Do you see "Forbid" set in the CronJob the operator creates?

waldner commented 1 year ago

Hi @szelenka, thanks, I suppose the problem is that the backup jobs I see are NOT coming from CronJobs (which is where you added the concurrencyPolicy); they are just plain Jobs, so there is no protection when many of them overlap (except the failure to get the lock).

What's not clear to me is where all these jobs come from; they're all unsolicited, and furthermore I don't understand the point of running a backup on a newly created cluster, since:

Thanks

EDIT: I can share the cluster config, it's very simple:

apiVersion: postgres-operator.crunchydata.com/v1beta1
kind: PostgresCluster
metadata:
  name: test-cluster
  namespace: testns
spec:
  image: registry.developers.crunchydata.com/crunchydata/crunchy-postgres:ubi8-14.6-2
  postgresVersion: 14
  instances:
    - dataVolumeClaimSpec:
        accessModes:
        - "ReadWriteOnce"
        resources:
          requests:
            storage: 1Gi
  backups:
    pgbackrest:
      image: registry.developers.crunchydata.com/crunchydata/crunchy-pgbackrest:ubi8-2.41-2
      configuration:
      - secret:
          name: pgo-s3-creds
      global:
        repo1-path: /test-cluster
        repo1-bundle: "y"
        repo1-s3-uri-style: path
        repo1-retention-full: "5"
        repo1-retention-full-type: count
        start-fast: "y"
      repos:
      - name: repo1
        s3:
          bucket: "..."
          endpoint: "...."
          region: "..."
waldner commented 1 year ago

I see from the docs (here: https://access.crunchydata.com/documentation/postgres-operator/4.7.0/architecture/provisioning/) that the initial backup is done to facilitate the creation of replicas.

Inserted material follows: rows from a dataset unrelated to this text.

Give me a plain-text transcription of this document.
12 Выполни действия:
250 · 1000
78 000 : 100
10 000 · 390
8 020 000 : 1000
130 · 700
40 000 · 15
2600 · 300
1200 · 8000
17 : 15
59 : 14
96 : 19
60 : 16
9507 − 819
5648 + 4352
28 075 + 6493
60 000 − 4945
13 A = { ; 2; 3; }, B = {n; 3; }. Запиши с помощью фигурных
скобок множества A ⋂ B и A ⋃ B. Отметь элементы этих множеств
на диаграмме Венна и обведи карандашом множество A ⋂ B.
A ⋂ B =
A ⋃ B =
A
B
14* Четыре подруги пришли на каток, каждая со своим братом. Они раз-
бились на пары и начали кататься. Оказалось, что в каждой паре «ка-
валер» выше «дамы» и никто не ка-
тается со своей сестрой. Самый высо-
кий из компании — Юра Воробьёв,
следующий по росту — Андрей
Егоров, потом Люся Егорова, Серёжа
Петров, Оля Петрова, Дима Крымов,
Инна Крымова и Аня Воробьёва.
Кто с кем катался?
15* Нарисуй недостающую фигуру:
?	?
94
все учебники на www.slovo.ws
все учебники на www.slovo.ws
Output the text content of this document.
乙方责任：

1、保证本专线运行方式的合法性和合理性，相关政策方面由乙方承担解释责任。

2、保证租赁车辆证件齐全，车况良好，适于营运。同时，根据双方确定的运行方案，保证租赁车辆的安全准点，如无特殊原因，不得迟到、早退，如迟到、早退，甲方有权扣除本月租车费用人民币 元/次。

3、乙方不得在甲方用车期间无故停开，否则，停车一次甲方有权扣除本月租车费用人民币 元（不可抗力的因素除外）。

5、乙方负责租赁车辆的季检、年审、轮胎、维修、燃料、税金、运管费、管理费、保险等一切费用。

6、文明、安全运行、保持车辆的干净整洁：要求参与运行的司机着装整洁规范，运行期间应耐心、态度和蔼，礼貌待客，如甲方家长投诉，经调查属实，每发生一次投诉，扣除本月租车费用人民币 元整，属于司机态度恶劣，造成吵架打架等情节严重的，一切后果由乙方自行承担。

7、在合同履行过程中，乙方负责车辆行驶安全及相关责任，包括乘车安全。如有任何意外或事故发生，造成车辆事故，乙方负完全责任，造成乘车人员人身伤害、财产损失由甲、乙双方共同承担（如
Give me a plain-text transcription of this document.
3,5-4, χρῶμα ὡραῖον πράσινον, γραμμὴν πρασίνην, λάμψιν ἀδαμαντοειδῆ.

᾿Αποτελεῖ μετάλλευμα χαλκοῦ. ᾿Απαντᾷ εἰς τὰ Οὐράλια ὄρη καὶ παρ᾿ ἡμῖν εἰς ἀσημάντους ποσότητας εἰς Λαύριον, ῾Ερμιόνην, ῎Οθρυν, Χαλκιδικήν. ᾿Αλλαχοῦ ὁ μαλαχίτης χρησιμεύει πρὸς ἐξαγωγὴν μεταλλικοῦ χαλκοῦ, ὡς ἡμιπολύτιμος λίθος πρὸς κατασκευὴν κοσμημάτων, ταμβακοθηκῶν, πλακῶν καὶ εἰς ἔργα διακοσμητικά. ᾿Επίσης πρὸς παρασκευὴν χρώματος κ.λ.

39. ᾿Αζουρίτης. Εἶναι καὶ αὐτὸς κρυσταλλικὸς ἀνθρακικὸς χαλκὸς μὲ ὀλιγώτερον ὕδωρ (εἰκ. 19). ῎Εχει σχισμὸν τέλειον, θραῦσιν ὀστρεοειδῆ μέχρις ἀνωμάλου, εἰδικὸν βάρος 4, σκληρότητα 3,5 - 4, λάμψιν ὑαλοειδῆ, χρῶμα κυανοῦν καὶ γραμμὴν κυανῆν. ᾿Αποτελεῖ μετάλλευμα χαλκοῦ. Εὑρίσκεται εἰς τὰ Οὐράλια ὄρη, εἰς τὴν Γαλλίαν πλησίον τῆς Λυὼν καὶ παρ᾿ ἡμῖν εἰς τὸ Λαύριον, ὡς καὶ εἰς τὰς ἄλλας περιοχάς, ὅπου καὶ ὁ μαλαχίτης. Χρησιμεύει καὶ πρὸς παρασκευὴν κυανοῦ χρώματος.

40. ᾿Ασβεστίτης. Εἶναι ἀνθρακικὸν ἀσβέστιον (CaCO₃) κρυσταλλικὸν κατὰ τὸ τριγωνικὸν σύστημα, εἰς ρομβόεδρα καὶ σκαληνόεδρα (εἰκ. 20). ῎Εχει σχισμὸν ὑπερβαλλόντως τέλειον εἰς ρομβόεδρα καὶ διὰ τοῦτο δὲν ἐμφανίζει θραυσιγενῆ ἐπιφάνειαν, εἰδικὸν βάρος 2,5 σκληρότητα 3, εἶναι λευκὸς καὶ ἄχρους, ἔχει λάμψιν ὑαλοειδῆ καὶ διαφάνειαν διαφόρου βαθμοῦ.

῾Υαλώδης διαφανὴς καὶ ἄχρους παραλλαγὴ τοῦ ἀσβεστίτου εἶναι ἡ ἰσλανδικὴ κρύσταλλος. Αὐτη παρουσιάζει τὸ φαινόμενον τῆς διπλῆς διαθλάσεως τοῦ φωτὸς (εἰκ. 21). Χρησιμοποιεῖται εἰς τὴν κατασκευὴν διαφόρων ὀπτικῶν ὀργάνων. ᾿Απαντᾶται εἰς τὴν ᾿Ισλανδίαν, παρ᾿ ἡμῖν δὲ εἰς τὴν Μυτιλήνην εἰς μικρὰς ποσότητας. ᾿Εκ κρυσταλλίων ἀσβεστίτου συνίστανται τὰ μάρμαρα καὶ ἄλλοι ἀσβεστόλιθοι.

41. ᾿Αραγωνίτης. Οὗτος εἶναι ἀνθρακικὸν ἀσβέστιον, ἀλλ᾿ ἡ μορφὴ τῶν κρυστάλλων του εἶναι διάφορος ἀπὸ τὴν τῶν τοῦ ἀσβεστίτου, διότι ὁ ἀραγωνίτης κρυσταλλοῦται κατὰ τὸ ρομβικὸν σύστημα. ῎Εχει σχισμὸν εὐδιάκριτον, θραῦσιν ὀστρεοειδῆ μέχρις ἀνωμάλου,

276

While I still think that it could instead be done only when a replica is effectively requested by the user, I understand the rationale behind the decision. So I guess my problem is that I had a flaky object storage which prevented this initial backup from completing (with lots of timeouts and retries), so the reconciliation was kicking in to start it again and again. I haven't checked the code, but perhaps a check could be added to avoid starting a new job if one is already running.

ValClarkson commented 1 year ago

@waldner I just want to clarify are you ever able to get an initial backup to occur? One suggestion would be to remove the cron and just let the initial backup occur. We are unable to reproduce this issue but you can turn up your debugging which will help narrow down the underlying cause of your issue which as you said may be with storage.

waldner commented 1 year ago

I didn't have any cron job running yet. It was the initial backup itself that was taking a very long time due to network/storage errors and what I imagine were further attempts by the reconciler were overlapping and failing because the very first backup had not finished yet. Admittedly not a very common situation. If I could suggest, I'd either:

Just my 2 cents.

David-Angel commented 1 year ago

We ran into this same issue on startup with one backup pod failing. Our validation steps on installation had to be rewritten to ignore the failing pod. A graceful exit or not starting two pods would be much appreciated.

szelenka commented 1 year ago

Just ran into another caveat related to this. The concurrencyPolicy change I made applies to Jobs which are triggered by CronJob and that works well. BUT there could be multiple CronJobs (full/diff/incr) which only look at their concurrencyPolicy.

So if a full CronJob was triggered by its schedule and is taking awhile to complete, then an incr CronJob is triggered by its schedule before full could complete, you'll run into the same failed Jobs.

AFAIK, there's no k8s native method to check the concurrency across multiple CronJobs .. so any adjustment to this would need to be done within the initContainer or entrypoint of the Job itself.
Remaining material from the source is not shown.